April Monthly Book Feature
If you are one of many who have had your ancestry traced by a genealogy service and received connections to long lost relatives, you have something in common with Dani Shapiro. In her case, however, her long lost relatives turned out to be a complete surprise. She found out that her father was not her biological father and this information forced her to unlock her true identity. Shapiro's book reads like a mystery as she searches to discover who she really is.
March Monthly Book Feature
If you are going through withdrawal because the PBS series Victoria has ended with no decision about another season, then this book may be for you. The book reveals what happened to Vicky, Alice, Helena, Louise, and Beatrice, the five daughters of Queen Victoria. Along the way, insights are provided about Victoria's life and how she decided the fates of her daughters. All of these sisters have descendants who have or still influence events that happen in Europe today.
February Monthly Book Feature
From the Corner of the Oval Office
Beck Dorey Stein
In 2012, Beck Dorey-Stein is working five part-time jobs and just scraping by when a posting on Craigslist lands her, improbably, in the Oval Office as one of Barack Obama’s stenographers. The ultimate D.C. outsider, she joins the elite team who accompany the president wherever he goes, recorder and mic in hand. On whirlwind trips across time zones, Beck forges friendships with a dynamic group of fellow travelers—young men and women who, like her, leave their real lives behind to hop aboard Air Force One in service of the president.

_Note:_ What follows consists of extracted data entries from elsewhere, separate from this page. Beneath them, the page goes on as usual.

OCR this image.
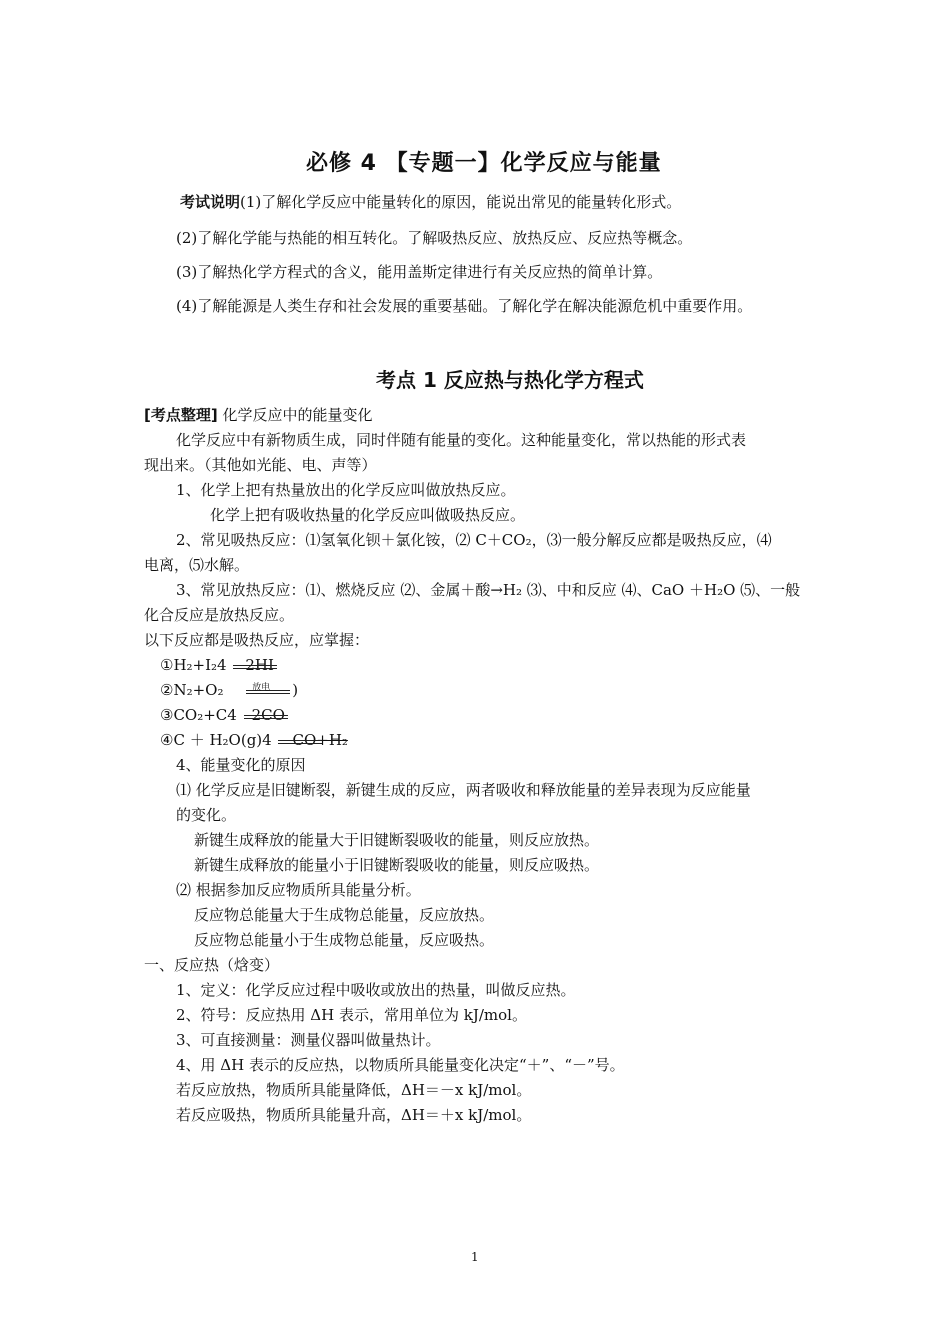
必修 4 【专题一】化学反应与能量
考试说明(1)了解化学反应中能量转化的原因，能说出常见的能量转化形式。
(2)了解化学能与热能的相互转化。了解吸热反应、放热反应、反应热等概念。
(3)了解热化学方程式的含义，能用盖斯定律进行有关反应热的简单计算。
(4)了解能源是人类生存和社会发展的重要基础。了解化学在解决能源危机中重要作用。
考点 1 反应热与热化学方程式
[考点整理] 化学反应中的能量变化
化学反应中有新物质生成，同时伴随有能量的变化。这种能量变化，常以热能的形式表
现出来。（其他如光能、电、声等）
1、化学上把有热量放出的化学反应叫做放热反应。
化学上把有吸收热量的化学反应叫做吸热反应。
2、常见吸热反应：⑴氢氧化钡＋氯化铵，⑵ C＋CO₂，⑶一般分解反应都是吸热反应，⑷
电离，⑸水解。
3、常见放热反应：⑴、燃烧反应 ⑵、金属＋酸→H₂ ⑶、中和反应 ⑷、CaO ＋H₂O ⑸、一般
化合反应是放热反应。
以下反应都是吸热反应，应掌握：
①H₂+I₂4 2HI
②N₂+O₂	放电 )
③CO₂+C4 2CO
④C ＋ H₂O(g)4 CO+H₂
4、能量变化的原因
⑴ 化学反应是旧键断裂，新键生成的反应，两者吸收和释放能量的差异表现为反应能量
的变化。
新键生成释放的能量大于旧键断裂吸收的能量，则反应放热。
新键生成释放的能量小于旧键断裂吸收的能量，则反应吸热。
⑵ 根据参加反应物质所具能量分析。
反应物总能量大于生成物总能量，反应放热。
反应物总能量小于生成物总能量，反应吸热。
一、反应热（焓变）
1、定义：化学反应过程中吸收或放出的热量，叫做反应热。
2、符号：反应热用 ΔH 表示，常用单位为 kJ/mol。
3、可直接测量：测量仪器叫做量热计。
4、用 ΔH 表示的反应热，以物质所具能量变化决定“＋”、“－”号。
若反应放热，物质所具能量降低，ΔH＝－x kJ/mol。
若反应吸热，物质所具能量升高，ΔH＝＋x kJ/mol。
1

As she learns to navigate White House protocols and more than once runs afoul of the hierarchy, Beck becomes romantically entangled with a consummate D.C. insider, and suddenly the political becomes all too personal.
Against a backdrop of glamour, drama, and intrigue, this is the story of a young woman learning what truly matters, and, in the process, discovering her voice.
January Monthly Book Feature
All You Can Ever Know
Nicole Chung was born severely premature, placed for adoption by her Korean parents, and raised by a white family in a sheltered Oregon town. From childhood, she heard the story of her adoption as a comforting, prepackaged myth. She believed that her biological parents had made the ultimate sacrifice in the hope of giving her a better life, that forever feeling slightly out of place was her fate as a transracial adoptee. But as Nicole grew up—facing prejudice her adoptive family couldn’t see, finding her identity as an Asian American and as a writer, becoming ever more curious about where she came from—she wondered if the story she’d been told was the whole truth.
With warmth, candor, and startling insight, Nicole Chung tells of her search for the people who gave her up, which coincided with the birth of her own child. All You Can Ever Know is a profound, moving chronicle of surprising connections and the repercussions of unearthing painful family secrets—vital reading for anyone who has ever struggled to figure out where they belong.